Dios es, por naturaleza, un hombre lleno de misterio, y nadie puede imaginar cómo ha podido crear el mundo, lo mismo que nadie se siente capaz de crearlo. En cambio, la palabra «evolución« rima con «explicación», y tiene la peligrosa cualidad de parecer que lo explica todo.

A Chesterton —agnóstico durante la mayor parte de su vida— le parece ilógico rechazar a un Dios que hace surgir las cosas de la vida, y en cambio creer que de la nada han salido todas las cosas. Si algo le resulta evidente es que el mundo no se explica por sí mismo. Más bien, responde al diseño de una voluntad personal, presente en su obra como el artista en la obra de arte:

Basta abrir los ojos para ver un mundo ordenado según ciertas leyes, y una verde arquitectura que se construye a sí misma sin ayuda de manos visibles, según en plan predeterminado, como un dibujo ya trazado en el aire por un dedo invisible. Esa constatación ha llevado a la mayoría de la humanidad a pensar que el mundo obedece a un plan. Un plan trazado por algún extraño e invisible Ser, que al mismo tiempo es un amigo, un bienhechor que ha colocado los bosques y las montañas para recibirnos, y que ha encendido el sol como un criado prepara el fuego a sus señores.

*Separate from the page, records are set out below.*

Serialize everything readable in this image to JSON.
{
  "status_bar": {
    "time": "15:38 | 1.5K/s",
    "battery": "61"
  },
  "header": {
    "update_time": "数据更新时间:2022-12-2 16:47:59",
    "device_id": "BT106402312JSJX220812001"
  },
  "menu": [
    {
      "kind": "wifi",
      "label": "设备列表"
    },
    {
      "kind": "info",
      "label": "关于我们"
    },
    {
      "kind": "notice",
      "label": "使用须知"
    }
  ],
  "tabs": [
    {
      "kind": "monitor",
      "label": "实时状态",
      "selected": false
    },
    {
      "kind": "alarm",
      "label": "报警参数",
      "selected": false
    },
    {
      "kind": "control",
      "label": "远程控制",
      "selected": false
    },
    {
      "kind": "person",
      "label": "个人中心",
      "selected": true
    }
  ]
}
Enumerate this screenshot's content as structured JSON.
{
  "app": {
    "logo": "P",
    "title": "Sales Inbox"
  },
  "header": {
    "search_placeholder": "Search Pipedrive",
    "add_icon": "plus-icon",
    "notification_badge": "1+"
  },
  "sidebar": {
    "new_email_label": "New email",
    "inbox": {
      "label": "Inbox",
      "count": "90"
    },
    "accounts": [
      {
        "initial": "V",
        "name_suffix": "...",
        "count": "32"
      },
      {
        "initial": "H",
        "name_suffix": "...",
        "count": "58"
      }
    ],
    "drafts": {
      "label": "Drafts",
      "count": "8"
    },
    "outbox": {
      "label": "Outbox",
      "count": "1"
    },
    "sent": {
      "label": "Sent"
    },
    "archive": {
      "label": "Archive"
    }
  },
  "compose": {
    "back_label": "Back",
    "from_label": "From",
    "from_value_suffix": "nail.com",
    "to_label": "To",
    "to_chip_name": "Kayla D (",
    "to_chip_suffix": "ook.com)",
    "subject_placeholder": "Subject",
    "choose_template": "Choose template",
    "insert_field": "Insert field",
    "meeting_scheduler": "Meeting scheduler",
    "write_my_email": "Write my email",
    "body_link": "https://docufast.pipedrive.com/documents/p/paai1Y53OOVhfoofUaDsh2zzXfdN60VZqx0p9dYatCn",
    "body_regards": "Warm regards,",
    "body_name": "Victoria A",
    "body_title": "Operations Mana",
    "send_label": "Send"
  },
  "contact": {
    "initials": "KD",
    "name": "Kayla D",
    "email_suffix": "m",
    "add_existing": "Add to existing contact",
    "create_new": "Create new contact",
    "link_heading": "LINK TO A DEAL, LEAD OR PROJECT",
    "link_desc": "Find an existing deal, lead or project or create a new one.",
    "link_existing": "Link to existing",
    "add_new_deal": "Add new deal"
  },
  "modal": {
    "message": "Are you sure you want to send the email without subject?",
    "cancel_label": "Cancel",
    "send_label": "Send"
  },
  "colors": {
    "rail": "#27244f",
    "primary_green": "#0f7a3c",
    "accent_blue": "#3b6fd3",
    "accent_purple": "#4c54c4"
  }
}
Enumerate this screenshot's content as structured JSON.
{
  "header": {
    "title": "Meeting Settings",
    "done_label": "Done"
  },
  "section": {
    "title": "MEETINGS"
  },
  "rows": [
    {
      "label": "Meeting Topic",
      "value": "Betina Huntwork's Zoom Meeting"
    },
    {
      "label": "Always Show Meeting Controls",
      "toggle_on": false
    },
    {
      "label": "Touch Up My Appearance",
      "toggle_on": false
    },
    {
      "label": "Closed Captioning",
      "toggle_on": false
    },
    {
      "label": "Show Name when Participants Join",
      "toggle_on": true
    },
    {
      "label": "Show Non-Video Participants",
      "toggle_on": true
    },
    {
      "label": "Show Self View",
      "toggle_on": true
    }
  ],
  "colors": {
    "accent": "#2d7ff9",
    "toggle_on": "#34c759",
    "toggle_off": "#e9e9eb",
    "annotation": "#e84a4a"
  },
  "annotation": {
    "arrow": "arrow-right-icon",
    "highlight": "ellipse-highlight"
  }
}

Darwin entendió muy bien que la creación y la evolución no pueden entrar en conflicto, porque se mueven en dos planos y en dos cronologías diferentes. Su pretendida incompatibilidad es, por tanto, un falso problema. El evolucionista Francisco J. Ayala, Premio Templeton 2020, lo explica de esta forma:

Que una persona sea una criatura divina no es incompatible con el hecho de haber sido concebida en el seno de su madre y mantenerse y crecer por medio de alimentos. La evolución también puede ser considerada como un proceso natural a través del cual Dios trae las especies vivientes a la existencia de acuerdo con su plan.